While the Treasures in the Trash Museum strongly reflects and is driven by the creative impulse of one individual, the place is also representative of collective effort, and community networks. To begin with, the collection’s location within the Manhattan Sanitation garage would not be possible without the acceptance of department hierarchy and respect of co-workers. But the MANEAST 11 garage and NYSD garages all over the city support the collection actively with contributions, as well. Objects in the collection represent Sanitation workers and trash from all five boroughs, and are typically labeled with the garage they came from. Peripheral networks of people outside NYSD also have a hand in the collection; many supers who manage buildings in Nelson’s neighborhood and along his route put things aside for him.
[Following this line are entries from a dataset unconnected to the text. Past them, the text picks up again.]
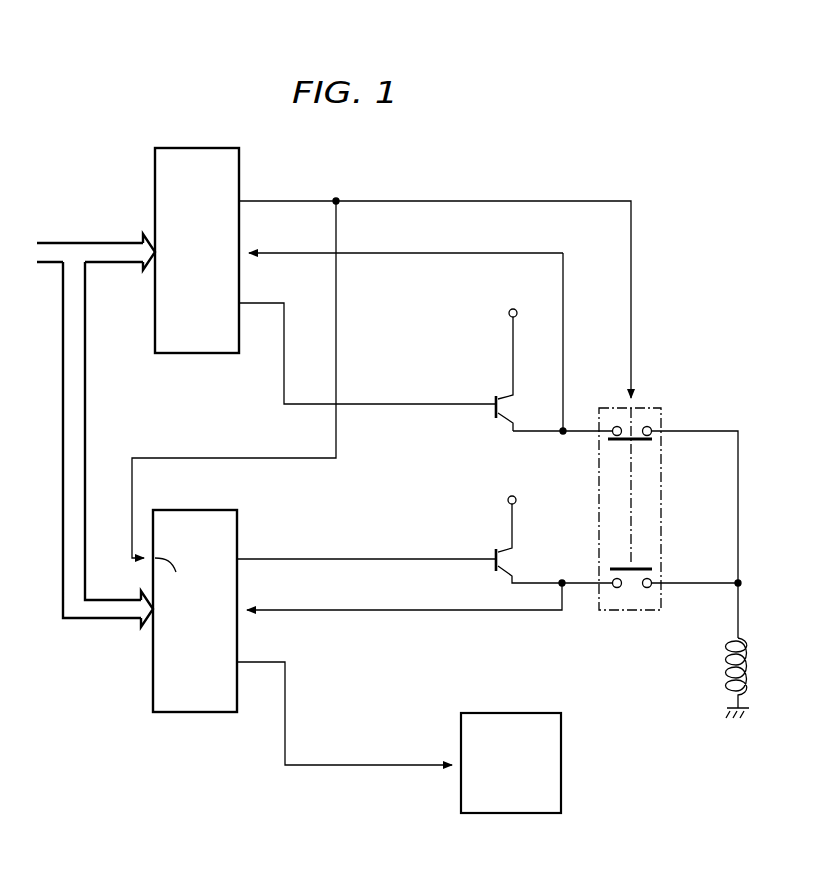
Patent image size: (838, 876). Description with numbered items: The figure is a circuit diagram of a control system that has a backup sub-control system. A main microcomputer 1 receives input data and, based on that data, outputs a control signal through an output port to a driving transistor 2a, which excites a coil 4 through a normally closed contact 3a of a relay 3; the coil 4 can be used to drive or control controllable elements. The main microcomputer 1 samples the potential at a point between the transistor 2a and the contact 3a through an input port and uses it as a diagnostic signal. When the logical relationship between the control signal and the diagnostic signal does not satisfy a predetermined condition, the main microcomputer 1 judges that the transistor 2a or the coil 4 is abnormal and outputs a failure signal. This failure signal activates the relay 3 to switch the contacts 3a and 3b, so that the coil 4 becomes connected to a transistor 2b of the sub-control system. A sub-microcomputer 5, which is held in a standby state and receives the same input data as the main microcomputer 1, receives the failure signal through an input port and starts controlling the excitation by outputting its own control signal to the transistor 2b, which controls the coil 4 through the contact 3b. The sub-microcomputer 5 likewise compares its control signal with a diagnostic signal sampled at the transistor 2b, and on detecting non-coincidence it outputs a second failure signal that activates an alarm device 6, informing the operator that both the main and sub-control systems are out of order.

The main microcomputer 1 is at (213, 148).
The driving transistor 2a is at (507, 406).
The transistor 2b is at (507, 559).
The relay 3 is at (645, 489).
The normally closed contact 3a is at (636, 441).
The contact 3b is at (640, 568).
The coil 4 is at (727, 666).
The sub-microcomputer 5 is at (203, 712).
The alarm device 6 is at (527, 713).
With the aid of these networks and Nelson’s ongoing picking, the small collection has turned into a large one that continues growing in the sanitation garage and NYSD’s social landscape. However, while the “museum” descriptor might suggest that this place has regular opening times and an admission desk to greet visitors, it is not open to the public. Despite this limited access, the museum has garnered wider attention and interest. In late July 2012, The New York Times ran a short article by Elizabeth Harris titled “In a Sanitation Garage, a Gallery of Scavenged Art” spotlighting Nelson and his sizeable collection of objects pulled from the trash, and blog posts and videos have also featured the trash treasures on the internet.
A “collection,” “museum,” “gallery,” and “workplace,” the Trash Museum in the MANEAST 11 garage may defy singular definition, but its very existence has citywide significance. As a product of one man’s creative impulse, as well as a reflection of a social landscape within a governmental agency and community network, the garage holds material traces of collective memory from the past and present, local and global, that reach beyond the collection’s site.
Plastic buckets strategically placed around the garage to catch water from the leaky roof are signs that the future of the collection is uncertain. As the MANEAST 11 garage’s structural deficiency enabled the right conditions for the Treasures in the Trash Museum to exist in the first place, inevitably the building will be condemned and the garage will move. Likely, some of the objects will move too, but what will happen to the remainder of the collection and the rich social and cultural contents lodged collectively in this site?
As a place that is full of the abandoned, forgotten, and ignored what would preservation of the Treasures in the Trash Museum look like? How would various modes of preservation alter the collection and/or the place? These questions prompt further considerations of value. Each individual cup and plate, cassette tape, lamp, movie poster, bicycle, or brick-a-bract salvaged from the trash is worth something. But as a representation of New York City- the place and people- the Treasures in the Trash Museum is more than the sum of its parts.
*A special thank you to Nelson Molina for sharing the Treasures in the Trash Museum, and to NYSD Chief Mellies for permitting visitation and documentation in the MANEAST 11 garage.